New Link to Ink Pens

Our Swedish correspondent Nina Johansson just shared a pair of links on the Everyday Matters list that I think you'll enjoy, InkNouveau.and their store, Goulet Pens.  These look like a great deal of fun to browse, and Nina says she has ordered two pens from them, with very satisfactory results.  You can read her blog post HERE.

Many of us artist-journal keepers keep a constant lookout for the fountain pen that does just what we want it to, WHEN we want it to.  I love the wonderful springiness and flexibility of old (early 20th C.) Waterman pens, but they ARE old, and temperamental.  I've had two of them reconditioned, and they're still a bit moody at times.  They need frequent use and an occasional good cleaning.  The newer Waterman Phileas pens are much less temperamental, but also less flexible.

Many people love Lamy pens; my husband does, and so does Australian correspondent Alissa Duke.  Mine didn't seem to want to work well, so I can't speak to that--maybe Alissa will chime in about her new pen with the Extra Fine nib!  (I gave mine to Joseph and he loves it, so go figure!)

Nina got the Noodlers Flex Nib pen, and I'm willing to bet they're going to get a flood of orders!

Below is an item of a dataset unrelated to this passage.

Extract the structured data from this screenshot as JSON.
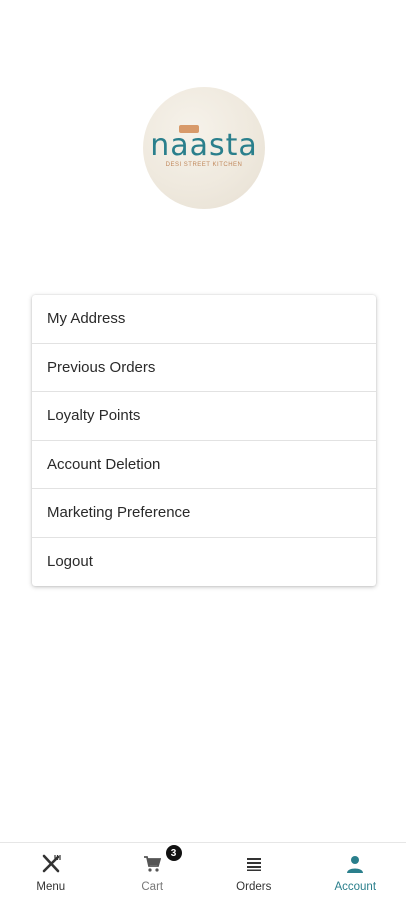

  1. Can you or Nina make a suggestion about ink color? I notice that Nina doesn't really use a black, black. And I see that Noodlers has gray, brown shades. What do you find useful?
    Also I have a sad history with good pens. Leave them any length of time and they are rock hard and uncleanable. The alternative being taking it apart and cleaning after every use. BLEAH. Do these Noodler pens require all that?

  2. A lot of people use Noodler's Lexington Gray...I haven't tried it, though Vicky Williamson often uses it!

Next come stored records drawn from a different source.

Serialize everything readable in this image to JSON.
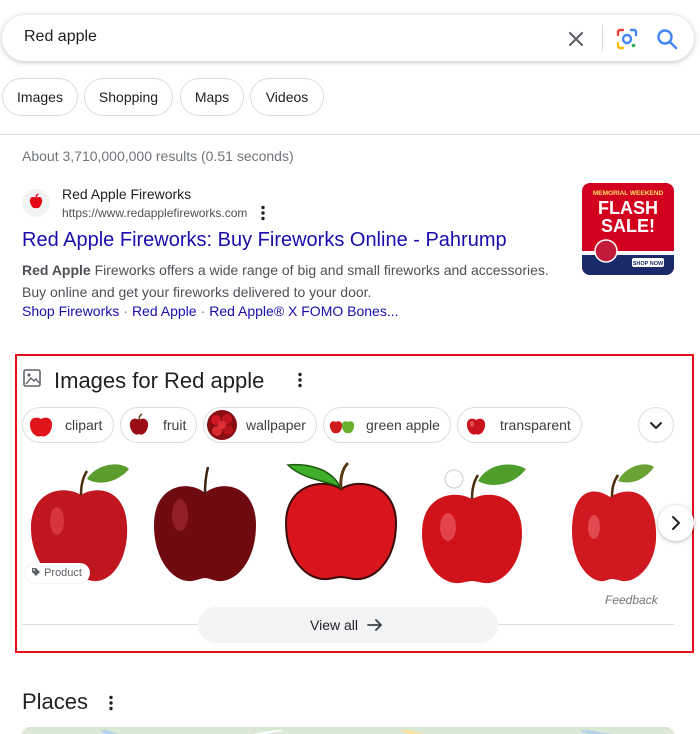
{
  "search": {
    "query": "Red apple"
  },
  "chips": [
    "Images",
    "Shopping",
    "Maps",
    "Videos"
  ],
  "stats": "About 3,710,000,000 results (0.51 seconds)",
  "result": {
    "site_name": "Red Apple Fireworks",
    "url": "https://www.redapplefireworks.com",
    "title": "Red Apple Fireworks: Buy Fireworks Online - Pahrump",
    "snippet_bold": "Red Apple",
    "snippet_rest": " Fireworks offers a wide range of big and small fireworks and accessories. Buy online and get your fireworks delivered to your door.",
    "sitelinks": [
      "Shop Fireworks",
      "Red Apple",
      "Red Apple® X FOMO Bones..."
    ],
    "thumb": {
      "top_line": "MEMORIAL WEEKEND",
      "line1": "FLASH",
      "line2": "SALE!",
      "button": "SHOP NOW"
    }
  },
  "images_section": {
    "title": "Images for Red apple",
    "filters": [
      "clipart",
      "fruit",
      "wallpaper",
      "green apple",
      "transparent"
    ],
    "product_badge": "Product",
    "feedback": "Feedback",
    "view_all": "View all"
  },
  "places": {
    "title": "Places"
  },
  "colors": {
    "link": "#1a0dab",
    "highlight_border": "#e3121a",
    "accent_blue": "#1a73e8"
  },
  "icons": {
    "clear": "close-icon",
    "lens": "google-lens-icon",
    "search": "search-icon",
    "more": "three-dot-menu-icon",
    "images": "image-icon",
    "expand": "chevron-down-icon",
    "next": "chevron-right-icon",
    "arrow": "arrow-right-icon",
    "tag": "tag-icon"
  }
}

    Have you tried soaking your pen, nib down, in warm water for a bit? That sometimes works for mine.

  3. @theailurophile: I use Lexington gray, I like the gray shade, plus it´s the only "kinda waterproof" fountain pen ink that I´ve tried so far, that doesn´t smudge or dissolve when I paint over it with watercolours.
    I don´t know what the Noodler pens require yet, haven´t used them enough, but they seem a tad more sensitive than the Lamy Safaris.

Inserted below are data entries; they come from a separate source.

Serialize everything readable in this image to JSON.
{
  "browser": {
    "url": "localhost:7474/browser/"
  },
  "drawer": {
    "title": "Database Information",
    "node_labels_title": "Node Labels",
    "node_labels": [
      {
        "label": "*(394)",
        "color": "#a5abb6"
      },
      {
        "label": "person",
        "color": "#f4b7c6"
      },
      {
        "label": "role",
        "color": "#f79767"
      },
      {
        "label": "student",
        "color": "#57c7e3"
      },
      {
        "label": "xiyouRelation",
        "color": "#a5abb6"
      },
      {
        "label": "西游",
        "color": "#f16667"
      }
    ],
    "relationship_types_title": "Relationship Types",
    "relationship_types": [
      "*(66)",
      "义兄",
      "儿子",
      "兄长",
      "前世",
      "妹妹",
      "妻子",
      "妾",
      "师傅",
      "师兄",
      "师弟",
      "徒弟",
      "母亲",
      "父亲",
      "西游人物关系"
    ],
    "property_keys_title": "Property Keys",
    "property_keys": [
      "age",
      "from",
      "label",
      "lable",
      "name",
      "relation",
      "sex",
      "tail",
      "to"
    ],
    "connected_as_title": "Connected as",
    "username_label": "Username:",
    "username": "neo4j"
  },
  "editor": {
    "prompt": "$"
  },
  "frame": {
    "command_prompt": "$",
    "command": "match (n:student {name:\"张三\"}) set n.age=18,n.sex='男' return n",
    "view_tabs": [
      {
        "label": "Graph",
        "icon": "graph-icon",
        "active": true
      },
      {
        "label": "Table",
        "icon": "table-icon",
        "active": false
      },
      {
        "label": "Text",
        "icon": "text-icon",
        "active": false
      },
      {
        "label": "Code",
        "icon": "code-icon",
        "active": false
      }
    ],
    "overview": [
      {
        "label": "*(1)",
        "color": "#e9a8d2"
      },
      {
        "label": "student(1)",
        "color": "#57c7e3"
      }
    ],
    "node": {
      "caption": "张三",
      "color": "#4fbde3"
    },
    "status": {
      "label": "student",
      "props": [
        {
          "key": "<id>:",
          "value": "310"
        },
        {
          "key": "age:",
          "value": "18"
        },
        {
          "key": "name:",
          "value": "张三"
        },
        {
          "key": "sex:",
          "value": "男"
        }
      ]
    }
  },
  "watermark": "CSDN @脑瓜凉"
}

  4. I am a big time Lamy user- never had any problem in the 4 years I have been using them. I use the EF nib and also have a gold nib which is a little more flexible. I love using standard nibs in the calligrpahy JOY pen - such a nice lightweight and balanced pen. My nibs get a LOT of use and therefore loosen and the line gets broader over time. Using the back of the nib is a great way to get an extra fine line.
    I also rarely have any problems with Noodlers Bulletproof black ink - maybe the smoothness of the paper might effect it?

  5. I think the paper makes a huge difference, Liz--especially how hard its surface is. Noodler's bulletproof inks are supposed to bond with the surface, but if it can't sink in, it can't bond. Today I was working with a different pen, with Platinum Carbon ink in it, it's ALWAYS worked for me. Not this time. I was using a hard surface Arches HP, and the ink just sat there, shiny and wet, for 45 minutes. It may STILL be wet!